15. Podemos esclarecer isso através de urna experiência comum a todos nós. Trata-se da tradução ou da leitura de traduções de 
línguas estrangeiras. O que o tradutor tem diante de si é um texto de linguagem, isto é, algo dito oralmente ou por escrito que ele 
deve traduzir para a própria língua. Ele está ligado ao texto que tem diante de si e não pode simplesmente transportar o material da 
língua estrangeira para sua própria língua sem transformar-se ele próprio no sujeito que diz. Isso significa porém que ele deve 
conquistar em si próprio o espaço infinito do dizer que corresponde ao que é dito na língua estrangeira. Todos sabemos que é uma 
tarefa difícil. Sabemos como a tradução unidimensionaliza o que é dito na língua estrangeira. Cria-se uma dimensão em que o 
sentido das palavras e a forma das frases da tradução imitam o original, mas não se cria espaço para a tradução.
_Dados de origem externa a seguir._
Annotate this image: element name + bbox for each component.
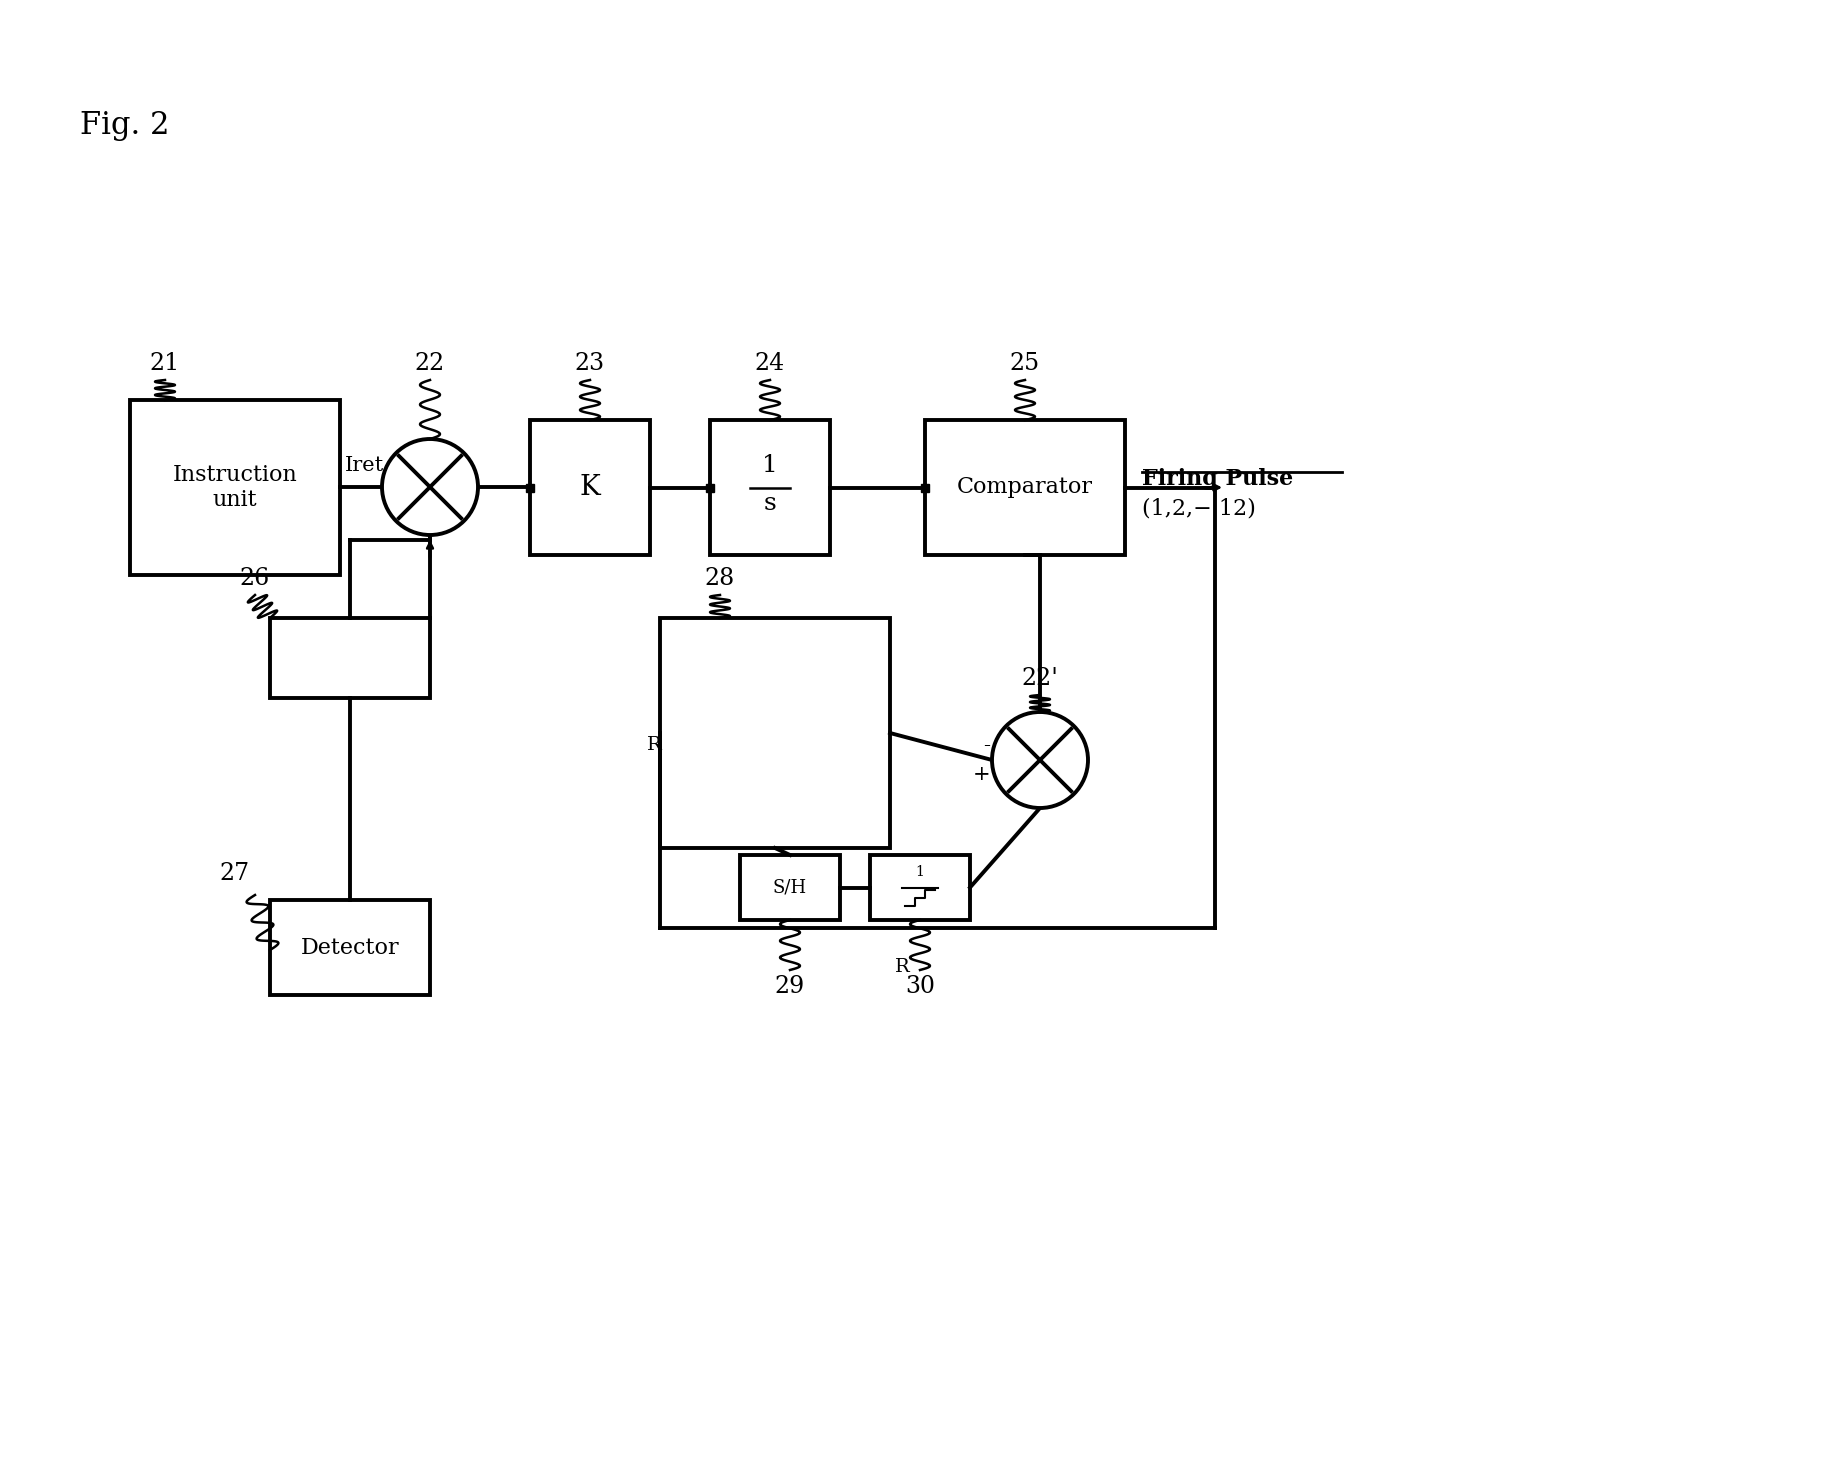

Falta-lhe aquele 
terceiro plano onde o que é dito originalmente, isto é, o 
que é dito no original se sustenta em seu âmbito de sentido. É uma barreira inevitável para todas as traduções. Nenhuma 
tradução pode substituir o original. Engana-se quem pensa que a simples projeção no nível da superfície daquilo que é enunciado 
no originai deveria facilitar a compreensão da tradução. Isso não acontece por ser impossível traduzir o que no original está como 
pano de fundo ou nas entrelinhas. Se imaginarmos que essa redução a um sentido simplificado poderia facilitar a compreensão, 
enganamo-nos. Nenhuma tradução é tão compreensível como O original. O sentido multirrelacional do que é dito - e sentido 
significa sempre sentido direcional - vem à fala apenas na originalidade do dizer; na repetição e na imitação ele se esvai. Por isso, a 
tarefa do tradutor nunca deve ser retratar o que é dito, mas colocar-se na direção do que é dito, isto é, no seu sentido, para transferir 
aquilo que deve ser dito para a direção de seu próprio dizer. 
16. Isso aparece exemplarmente naquelas traduções que deveriam possibilitar um diálogo oral, pela intermediação do intérprete, 
entre pessoas de idiomas diferentes. Um intérprete que se limita a reproduzir o que representam na outra língua as palavras e frases 
ditas por um dos interlocutores torna o diálogo incompreensível. O que deve reproduzir não é o que foi dito em seu sentido literal, 
mas o que o outro quis dizer e disse, deixando muita coisa impronunciada. O limite de sua reprodução também deve ganhar o único 
espaço que possibilita o diálogo, isto é, a infinitude interna que convém a todo entendimento. 
17. A linguagem é, pois, o centro do ser humano, quando considerada no âmbito que só ela consegue preencher: o âmbito da 
convivência humana, o âmbito do entendimento, do consenso crescente, tão indispensável à vida humana como o ar que 
respiramos. Realmente o homem é o ser que possui linguagem, segundo a afirmação de Aristóteles. Tudo que é humano deve poder 
ser dito entre nós. 
(GADAMER, H. G. Verdade e Método II. Ed. Vozes, Rio de Janeiro, 2000.)